Perhaps 20 years ago, or even 10, that stance would have been unremarkable, but today we live in the era of call-out culture, micro-aggressions, safe spaces and the heckler’s veto. So having the world’s best-known living author unreservedly defend free speech the way Rowling did seemed like a significant win for the good guys. And that’s why it’s a bit disappointing to see the way she has behaved over the past few days.

It started, as these things often do, with a video clip that had been edited in a misleading fashion. Someone tweeted out a video of President Trump apparently ignoring the outstretched arm of a little boy in a wheelchair. That really set Rowling off. The tweets have since been deleted but they read in part, “This monster of narcissism values only himself and his pale reflections. The disabled, minorities, transgender people, the poor, women (unless related to him by ties of blood, and therefore his creations) are treated with contempt, because they do not resemble Trump.” She added, “My mother used a wheelchair. I witnessed people uncomfortable around her disability, but if they had a shred of decency they got over it.” Chelsea Clinton also jumped on the bandwagon, RTing some of what Rowling had said.

If Trump had ignored a child in a wheelchair, he’d deserve all of this and more, but it turns out the president didn’t do that. The NY Times reports:

The boy’s mother, Marjorie Kelly Weer, wrote in a post on Facebook over the weekend that Ms. Rowling had misinterpreted the situation. “If someone can please get a message to JK Rowling: Trump didn’t snub my son & Monty wasn’t even trying to shake his hand,” she wrote, adding that Monty didn’t much like shaking hands.

Here’s a screencap of the mother’s message:

Video also confirms Trump went directly to 3-year-old Montgomery Weer as soon as he entered the room.

At some point, Rowling did learn she had made a mistake. She deleted the tweets attacking the president and then issued this semi-apology:

This is pretty weak sauce. Rowling gets partial credit for deleting the false tweets and acknowledging she made an error.

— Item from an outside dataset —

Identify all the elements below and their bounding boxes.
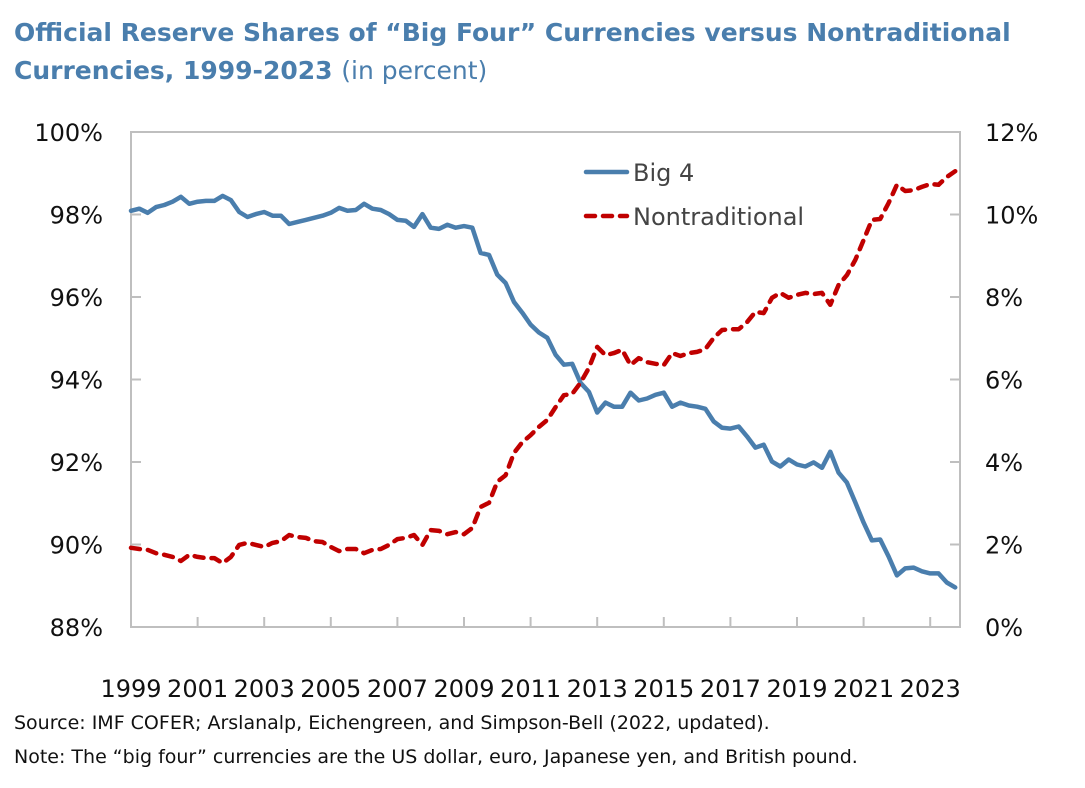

However, where is her apology. Yes, she apologizes to Monty Weer and his family but she didn’t call him a “monster.” Where is the apology to Trump, the person she implied lacked a shred of decency?

I understand that Rowling doesn’t like Trump very much but if you unload on someone based on your own misunderstanding, don’t you need to take responsibility for that? As someone who writes dozens of stories a week, I’ve been in this situation a few times and it’s never pleasant to find out you made a mistake. But personal responsibility is an important part of free speech. Given how clearly she spoke about the topic last year, I expected J.K. Rowling to know that and to act accordingly.